Now I suddenly feel like wanting to start a thread for introducing people to retro problems (by giving really simple stuff)... Not sure how many people will be interested though. Also, not sure a forum thread works good for that.

I've been following this thread for a while, haven't chimed in much because people keep posting the solutions before me (I will never forgive you). There have been a few that I couldn't get, like the 6 pawns in a row for both sides, and some of Remellion's really insane ones. I am by far not the best solver here! I would find a thread with common tricks and motifs pretty nice, especially since I am having problems composing positions. Also, if anyone has tips for composing, I would like to hear them very much

OK, I've started an intro thread for retros. Click here.

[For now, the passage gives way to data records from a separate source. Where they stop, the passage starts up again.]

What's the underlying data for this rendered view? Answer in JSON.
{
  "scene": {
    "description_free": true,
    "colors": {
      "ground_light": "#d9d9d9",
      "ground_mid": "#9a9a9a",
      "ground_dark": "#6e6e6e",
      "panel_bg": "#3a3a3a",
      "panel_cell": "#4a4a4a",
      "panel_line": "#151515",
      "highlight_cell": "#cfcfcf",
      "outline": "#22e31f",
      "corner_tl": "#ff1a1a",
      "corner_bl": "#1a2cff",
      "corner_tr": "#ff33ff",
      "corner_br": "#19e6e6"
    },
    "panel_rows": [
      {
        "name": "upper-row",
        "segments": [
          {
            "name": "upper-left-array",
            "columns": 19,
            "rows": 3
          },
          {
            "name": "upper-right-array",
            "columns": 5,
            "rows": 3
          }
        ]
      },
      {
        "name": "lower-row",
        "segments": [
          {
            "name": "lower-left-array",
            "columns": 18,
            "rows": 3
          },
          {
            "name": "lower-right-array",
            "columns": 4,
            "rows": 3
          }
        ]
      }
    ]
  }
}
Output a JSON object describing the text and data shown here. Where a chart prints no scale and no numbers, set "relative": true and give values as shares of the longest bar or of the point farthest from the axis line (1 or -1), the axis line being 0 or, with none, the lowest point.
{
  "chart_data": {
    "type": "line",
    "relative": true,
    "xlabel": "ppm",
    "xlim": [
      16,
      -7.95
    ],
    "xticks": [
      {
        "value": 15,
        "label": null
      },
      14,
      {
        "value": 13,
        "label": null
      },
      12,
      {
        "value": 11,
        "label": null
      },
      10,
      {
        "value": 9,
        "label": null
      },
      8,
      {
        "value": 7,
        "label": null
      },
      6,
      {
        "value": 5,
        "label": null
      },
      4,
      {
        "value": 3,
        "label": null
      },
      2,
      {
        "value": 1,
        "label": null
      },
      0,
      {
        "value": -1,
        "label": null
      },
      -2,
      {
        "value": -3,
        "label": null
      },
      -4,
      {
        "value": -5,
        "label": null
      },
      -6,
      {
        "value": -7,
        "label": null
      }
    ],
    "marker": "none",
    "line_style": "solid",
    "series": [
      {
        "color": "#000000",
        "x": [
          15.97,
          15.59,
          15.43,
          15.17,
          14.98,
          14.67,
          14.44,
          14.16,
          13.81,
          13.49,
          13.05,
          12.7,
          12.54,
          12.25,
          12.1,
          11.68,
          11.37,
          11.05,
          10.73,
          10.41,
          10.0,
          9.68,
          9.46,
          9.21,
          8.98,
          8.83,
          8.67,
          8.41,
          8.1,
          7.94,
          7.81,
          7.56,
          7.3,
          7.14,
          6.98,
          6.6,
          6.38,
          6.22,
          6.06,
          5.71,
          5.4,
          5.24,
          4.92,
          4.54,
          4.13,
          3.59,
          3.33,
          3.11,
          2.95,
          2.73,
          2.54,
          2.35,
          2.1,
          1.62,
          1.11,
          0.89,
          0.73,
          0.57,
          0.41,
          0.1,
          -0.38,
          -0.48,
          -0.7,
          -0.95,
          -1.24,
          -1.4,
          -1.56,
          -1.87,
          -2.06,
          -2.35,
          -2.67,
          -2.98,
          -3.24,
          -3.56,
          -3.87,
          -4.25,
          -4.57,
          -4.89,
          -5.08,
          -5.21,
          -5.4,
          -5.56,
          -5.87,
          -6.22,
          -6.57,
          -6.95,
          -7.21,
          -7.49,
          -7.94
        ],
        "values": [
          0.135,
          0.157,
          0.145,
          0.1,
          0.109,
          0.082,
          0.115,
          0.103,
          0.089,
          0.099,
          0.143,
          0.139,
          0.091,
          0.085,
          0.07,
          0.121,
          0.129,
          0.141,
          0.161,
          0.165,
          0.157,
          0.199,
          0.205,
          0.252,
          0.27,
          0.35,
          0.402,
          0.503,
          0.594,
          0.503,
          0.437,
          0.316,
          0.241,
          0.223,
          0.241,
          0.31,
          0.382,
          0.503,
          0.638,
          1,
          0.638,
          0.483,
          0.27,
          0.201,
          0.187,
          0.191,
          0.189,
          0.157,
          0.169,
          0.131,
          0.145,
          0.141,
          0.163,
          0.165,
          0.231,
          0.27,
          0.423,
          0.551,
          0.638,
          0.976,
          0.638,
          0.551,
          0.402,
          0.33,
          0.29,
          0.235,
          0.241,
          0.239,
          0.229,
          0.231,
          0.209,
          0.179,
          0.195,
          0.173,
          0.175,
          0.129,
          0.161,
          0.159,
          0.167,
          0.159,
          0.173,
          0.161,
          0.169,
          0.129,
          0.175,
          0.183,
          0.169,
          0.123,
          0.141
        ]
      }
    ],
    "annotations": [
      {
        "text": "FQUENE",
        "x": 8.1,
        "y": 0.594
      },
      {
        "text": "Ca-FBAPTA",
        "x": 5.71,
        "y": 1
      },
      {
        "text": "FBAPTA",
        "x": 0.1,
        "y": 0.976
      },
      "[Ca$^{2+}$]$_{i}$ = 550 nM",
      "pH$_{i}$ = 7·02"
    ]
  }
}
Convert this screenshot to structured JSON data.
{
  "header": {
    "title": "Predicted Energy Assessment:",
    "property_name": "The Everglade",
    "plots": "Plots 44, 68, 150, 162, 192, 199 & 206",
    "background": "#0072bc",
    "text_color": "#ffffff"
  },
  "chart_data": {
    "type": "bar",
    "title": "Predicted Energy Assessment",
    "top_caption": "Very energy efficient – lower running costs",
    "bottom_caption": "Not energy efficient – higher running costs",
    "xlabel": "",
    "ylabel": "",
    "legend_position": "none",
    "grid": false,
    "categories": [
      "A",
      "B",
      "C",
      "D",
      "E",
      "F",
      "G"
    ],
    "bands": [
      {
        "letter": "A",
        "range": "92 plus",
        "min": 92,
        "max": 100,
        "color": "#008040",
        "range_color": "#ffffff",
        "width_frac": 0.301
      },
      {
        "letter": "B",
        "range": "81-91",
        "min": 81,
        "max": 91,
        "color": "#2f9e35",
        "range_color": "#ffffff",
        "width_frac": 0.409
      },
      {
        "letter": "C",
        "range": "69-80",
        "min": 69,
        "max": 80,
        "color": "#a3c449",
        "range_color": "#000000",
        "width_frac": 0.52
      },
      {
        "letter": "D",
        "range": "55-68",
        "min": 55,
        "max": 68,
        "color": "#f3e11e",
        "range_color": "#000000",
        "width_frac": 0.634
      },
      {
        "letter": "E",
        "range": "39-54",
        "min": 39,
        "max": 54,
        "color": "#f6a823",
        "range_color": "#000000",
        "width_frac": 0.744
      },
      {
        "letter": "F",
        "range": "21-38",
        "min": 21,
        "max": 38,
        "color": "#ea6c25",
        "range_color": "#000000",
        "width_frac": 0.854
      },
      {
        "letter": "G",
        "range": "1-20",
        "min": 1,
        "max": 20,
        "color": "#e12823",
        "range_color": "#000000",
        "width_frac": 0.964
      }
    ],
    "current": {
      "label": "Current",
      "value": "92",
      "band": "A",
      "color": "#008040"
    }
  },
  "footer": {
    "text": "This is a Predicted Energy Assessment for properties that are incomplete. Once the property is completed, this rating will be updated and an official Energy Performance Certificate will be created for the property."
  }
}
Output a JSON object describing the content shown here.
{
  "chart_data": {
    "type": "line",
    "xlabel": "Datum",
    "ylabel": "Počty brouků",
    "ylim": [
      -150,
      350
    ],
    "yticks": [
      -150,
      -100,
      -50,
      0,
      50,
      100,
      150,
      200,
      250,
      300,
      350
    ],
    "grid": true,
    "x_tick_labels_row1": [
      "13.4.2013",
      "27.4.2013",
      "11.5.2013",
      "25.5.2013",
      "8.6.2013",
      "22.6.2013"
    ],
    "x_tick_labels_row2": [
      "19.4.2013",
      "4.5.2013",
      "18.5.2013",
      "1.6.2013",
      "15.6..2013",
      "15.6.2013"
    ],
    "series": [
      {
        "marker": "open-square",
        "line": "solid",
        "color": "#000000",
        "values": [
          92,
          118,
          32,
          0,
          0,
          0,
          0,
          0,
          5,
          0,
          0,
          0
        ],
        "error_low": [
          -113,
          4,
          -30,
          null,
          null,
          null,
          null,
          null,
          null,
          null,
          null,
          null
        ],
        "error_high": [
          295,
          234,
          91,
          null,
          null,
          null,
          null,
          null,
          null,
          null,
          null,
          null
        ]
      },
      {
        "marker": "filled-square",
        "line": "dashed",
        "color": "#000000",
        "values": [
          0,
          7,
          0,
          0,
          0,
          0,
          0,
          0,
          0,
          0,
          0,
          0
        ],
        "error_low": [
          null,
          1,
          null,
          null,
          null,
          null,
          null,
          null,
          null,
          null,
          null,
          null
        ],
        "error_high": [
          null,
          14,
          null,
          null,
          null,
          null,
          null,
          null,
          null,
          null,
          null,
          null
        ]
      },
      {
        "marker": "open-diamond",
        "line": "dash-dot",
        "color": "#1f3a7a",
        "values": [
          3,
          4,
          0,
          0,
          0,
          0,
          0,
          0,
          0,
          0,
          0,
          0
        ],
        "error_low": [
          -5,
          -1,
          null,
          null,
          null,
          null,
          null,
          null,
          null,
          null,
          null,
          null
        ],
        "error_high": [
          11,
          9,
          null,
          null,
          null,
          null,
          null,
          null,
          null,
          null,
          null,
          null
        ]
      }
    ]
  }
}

442- took a first glance, then realized some interesting things. I'll get back to it.
443- trivially legal
manshator: Correct. And so part b:
b) What color/piece, if any, can replace Nh2 to make the position legal?
(Clearly if it remains a black piece, then nothing but black bishop can replace it by the analysis. It remains to show whether with black bishop the position is legal, and whether using a white piece works...)
Cyklope: Good analysis, but as specified before, Rf1 is promoted from g2xf1 and was a pawn. There are six remaining pieces where axbxcxdxexf7 can take five. It's only a step away.